AI has become an element in almost everything, at what point would you set the limit for AI in terms of audio processing? Should the industry shift from the pursuit of the ‘perfect’ sonic mirage to a focus on personalization of experiences?
It’s interesting because I think, as a company, we’ve really tried over the years to honor that artistic vision for music, movies and TV. Like I said, get those creators involved early on so they can give their input on what we’re doing. I must say that we will really use AI only when it is better for the sound experience.
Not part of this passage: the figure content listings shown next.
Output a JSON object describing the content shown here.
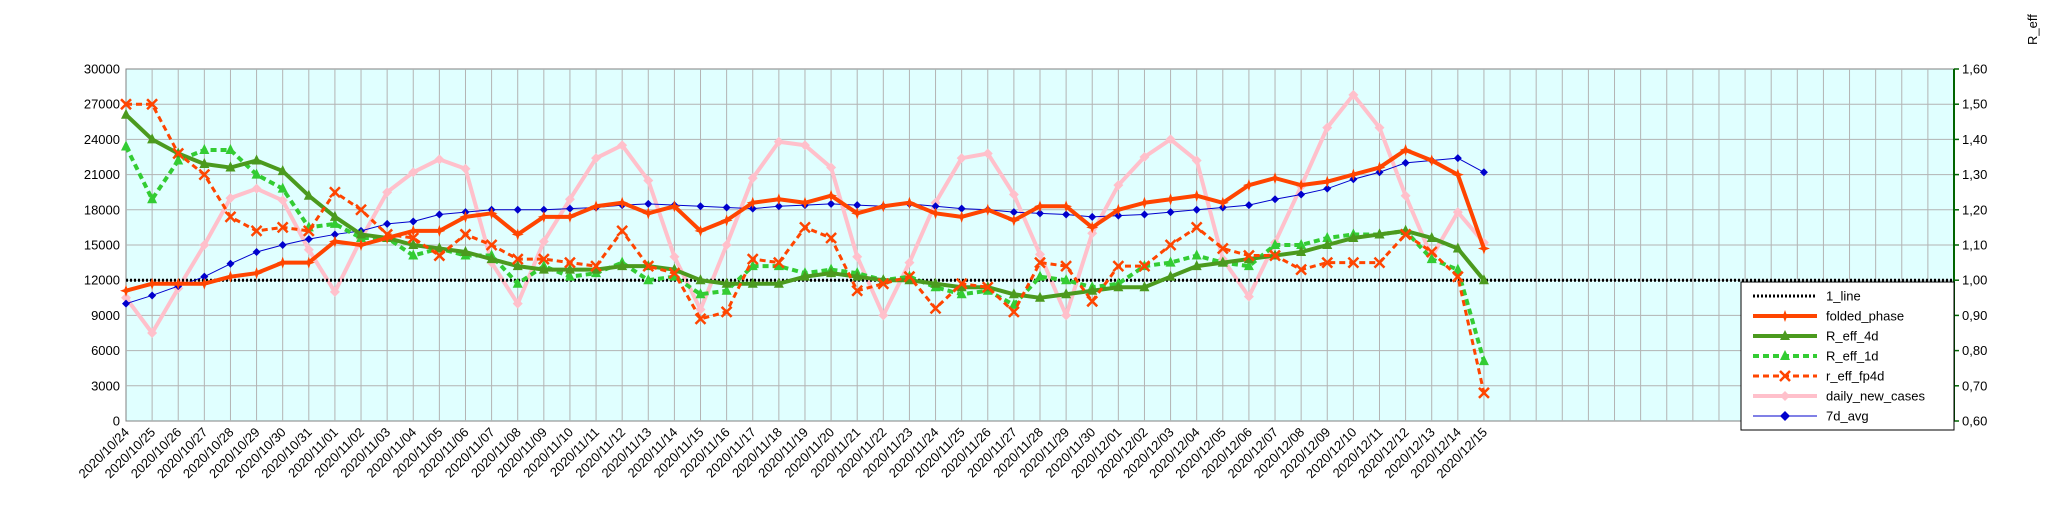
{
  "chart_data": {
    "type": "line",
    "y2_axis_label": "R_eff",
    "y_left": {
      "ylim": [
        0,
        30000
      ],
      "ticks": [
        "0",
        "3000",
        "6000",
        "9000",
        "12000",
        "15000",
        "18000",
        "21000",
        "24000",
        "27000",
        "30000"
      ]
    },
    "y_right": {
      "ylim": [
        0.6,
        1.6
      ],
      "ticks": [
        "0,60",
        "0,70",
        "0,80",
        "0,90",
        "1,00",
        "1,10",
        "1,20",
        "1,30",
        "1,40",
        "1,50",
        "1,60"
      ]
    },
    "x_range_days": 70,
    "categories": [
      "2020/10/24",
      "2020/10/25",
      "2020/10/26",
      "2020/10/27",
      "2020/10/28",
      "2020/10/29",
      "2020/10/30",
      "2020/10/31",
      "2020/11/01",
      "2020/11/02",
      "2020/11/03",
      "2020/11/04",
      "2020/11/05",
      "2020/11/06",
      "2020/11/07",
      "2020/11/08",
      "2020/11/09",
      "2020/11/10",
      "2020/11/11",
      "2020/11/12",
      "2020/11/13",
      "2020/11/14",
      "2020/11/15",
      "2020/11/16",
      "2020/11/17",
      "2020/11/18",
      "2020/11/19",
      "2020/11/20",
      "2020/11/21",
      "2020/11/22",
      "2020/11/23",
      "2020/11/24",
      "2020/11/25",
      "2020/11/26",
      "2020/11/27",
      "2020/11/28",
      "2020/11/29",
      "2020/11/30",
      "2020/12/01",
      "2020/12/02",
      "2020/12/03",
      "2020/12/04",
      "2020/12/05",
      "2020/12/06",
      "2020/12/07",
      "2020/12/08",
      "2020/12/09",
      "2020/12/10",
      "2020/12/11",
      "2020/12/12",
      "2020/12/13",
      "2020/12/14",
      "2020/12/15"
    ],
    "legend": {
      "position": "right"
    },
    "series": [
      {
        "name": "1_line",
        "axis": "right",
        "color": "#000000",
        "dash": "2,2",
        "width": 3,
        "marker": "none",
        "values": [
          1.0,
          1.0,
          1.0,
          1.0,
          1.0,
          1.0,
          1.0,
          1.0,
          1.0,
          1.0,
          1.0,
          1.0,
          1.0,
          1.0,
          1.0,
          1.0,
          1.0,
          1.0,
          1.0,
          1.0,
          1.0,
          1.0,
          1.0,
          1.0,
          1.0,
          1.0,
          1.0,
          1.0,
          1.0,
          1.0,
          1.0,
          1.0,
          1.0,
          1.0,
          1.0,
          1.0,
          1.0,
          1.0,
          1.0,
          1.0,
          1.0,
          1.0,
          1.0,
          1.0,
          1.0,
          1.0,
          1.0,
          1.0,
          1.0,
          1.0,
          1.0,
          1.0,
          1.0
        ]
      },
      {
        "name": "folded_phase",
        "axis": "right",
        "color": "#ff4500",
        "dash": "",
        "width": 4,
        "marker": "star",
        "values": [
          0.97,
          0.99,
          0.99,
          0.99,
          1.01,
          1.02,
          1.05,
          1.05,
          1.11,
          1.1,
          1.12,
          1.14,
          1.14,
          1.18,
          1.19,
          1.13,
          1.18,
          1.18,
          1.21,
          1.22,
          1.19,
          1.21,
          1.14,
          1.17,
          1.22,
          1.23,
          1.22,
          1.24,
          1.19,
          1.21,
          1.22,
          1.19,
          1.18,
          1.2,
          1.17,
          1.21,
          1.21,
          1.15,
          1.2,
          1.22,
          1.23,
          1.24,
          1.22,
          1.27,
          1.29,
          1.27,
          1.28,
          1.3,
          1.32,
          1.37,
          1.34,
          1.3,
          1.09
        ]
      },
      {
        "name": "R_eff_4d",
        "axis": "right",
        "color": "#4b9a1e",
        "dash": "",
        "width": 4,
        "marker": "triangle",
        "values": [
          1.47,
          1.4,
          1.36,
          1.33,
          1.32,
          1.34,
          1.31,
          1.24,
          1.18,
          1.13,
          1.12,
          1.1,
          1.09,
          1.08,
          1.06,
          1.04,
          1.03,
          1.03,
          1.03,
          1.04,
          1.04,
          1.03,
          1.0,
          0.99,
          0.99,
          0.99,
          1.01,
          1.02,
          1.01,
          1.0,
          1.0,
          0.99,
          0.98,
          0.98,
          0.96,
          0.95,
          0.96,
          0.97,
          0.98,
          0.98,
          1.01,
          1.04,
          1.05,
          1.06,
          1.07,
          1.08,
          1.1,
          1.12,
          1.13,
          1.14,
          1.12,
          1.09,
          1.0
        ]
      },
      {
        "name": "R_eff_1d",
        "axis": "right",
        "color": "#33cc33",
        "dash": "6,4",
        "width": 4,
        "marker": "triangle",
        "values": [
          1.38,
          1.23,
          1.34,
          1.37,
          1.37,
          1.3,
          1.26,
          1.15,
          1.16,
          1.12,
          1.12,
          1.07,
          1.09,
          1.07,
          1.07,
          0.99,
          1.04,
          1.01,
          1.02,
          1.05,
          1.0,
          1.01,
          0.96,
          0.97,
          1.04,
          1.04,
          1.02,
          1.03,
          1.02,
          1.0,
          1.01,
          0.98,
          0.96,
          0.97,
          0.93,
          1.01,
          1.0,
          0.98,
          0.99,
          1.04,
          1.05,
          1.07,
          1.05,
          1.04,
          1.1,
          1.1,
          1.12,
          1.13,
          1.13,
          1.14,
          1.06,
          1.03,
          0.77
        ]
      },
      {
        "name": "r_eff_fp4d",
        "axis": "right",
        "color": "#ff4500",
        "dash": "6,4",
        "width": 3,
        "marker": "x",
        "values": [
          1.5,
          1.5,
          1.36,
          1.3,
          1.18,
          1.14,
          1.15,
          1.14,
          1.25,
          1.2,
          1.13,
          1.12,
          1.07,
          1.13,
          1.1,
          1.06,
          1.06,
          1.05,
          1.04,
          1.14,
          1.04,
          1.02,
          0.89,
          0.91,
          1.06,
          1.05,
          1.15,
          1.12,
          0.97,
          0.99,
          1.01,
          0.92,
          0.99,
          0.98,
          0.91,
          1.05,
          1.04,
          0.94,
          1.04,
          1.04,
          1.1,
          1.15,
          1.09,
          1.07,
          1.07,
          1.03,
          1.05,
          1.05,
          1.05,
          1.13,
          1.08,
          1.01,
          0.68
        ]
      },
      {
        "name": "daily_new_cases",
        "axis": "left",
        "color": "#ffc0cb",
        "dash": "",
        "width": 4,
        "marker": "diamond",
        "values": [
          10500,
          7500,
          11300,
          15000,
          19000,
          19800,
          18800,
          14600,
          11000,
          15500,
          19500,
          21200,
          22300,
          21500,
          13500,
          10000,
          15300,
          18900,
          22400,
          23500,
          20500,
          14000,
          9500,
          15000,
          20700,
          23800,
          23500,
          21600,
          14000,
          9000,
          13500,
          18600,
          22400,
          22800,
          19300,
          14200,
          9000,
          16000,
          20100,
          22500,
          24000,
          22200,
          13800,
          10600,
          15200,
          20000,
          25000,
          27800,
          25000,
          19200,
          14000,
          17800,
          15200
        ]
      },
      {
        "name": "7d_avg",
        "axis": "left",
        "color": "#0000cd",
        "dash": "",
        "width": 1,
        "marker": "diamond",
        "values": [
          10000,
          10700,
          11500,
          12300,
          13400,
          14400,
          15000,
          15500,
          15900,
          16200,
          16800,
          17000,
          17600,
          17800,
          18000,
          18000,
          18000,
          18100,
          18200,
          18400,
          18500,
          18400,
          18300,
          18200,
          18100,
          18300,
          18400,
          18500,
          18400,
          18300,
          18500,
          18300,
          18100,
          18000,
          17800,
          17700,
          17600,
          17400,
          17500,
          17600,
          17800,
          18000,
          18200,
          18400,
          18900,
          19300,
          19800,
          20600,
          21200,
          22000,
          22200,
          22400,
          21200
        ]
      }
    ]
  }
}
We will only use it when it is honestly worth using, and will never bring it in as a gimmick or just to survive in the industry. We’re not about that at all. We’ll look at the AI implementation of something and we’ll do our best to make it the best experience possible rather than just using it for the sake of it, especially in a marketing context where you can use buzzwords. AI is kind of a widely discussed topic to sell more products, that’s not all we do.
The way I look at AI, it’s a great tool in our tool set. This is a very complex field with LLM and various machine learning models. Many artists and audio engineers I get a chance to talk to through their work at Sonos now use it extensively in their workflow. Anything from source separation, to creating a sort of Dolby Atmos mix of old records, to AI mastering. Throughout the entire production process, and then on the transmission side, there is a lot of AI involved. It’s just a matter of how do we use it properly?
As you say, finding the right sound, I don’t think we’ve ever had a problem with that. We’ve never had any problems working with artists and doing it right in that sense because we’re sitting right next to them and are able to ask them very direct questions. We never think of being complacent in anything, we don’t want good answers. And I think a lot of companies do that and they will defend it, justify what they’ve done. But we want to hear the real truth about what they think of our speaker in that particular instance. In that sense, I think we’re really ready. I think AI can really potentially help in terms of more personalization content, especially if you think about AI speech announcements. But yes, it is by no means central to getting good sound. A good voice is a good voice. People have different opinions on this, but for me, you can never replace the human ear with AI.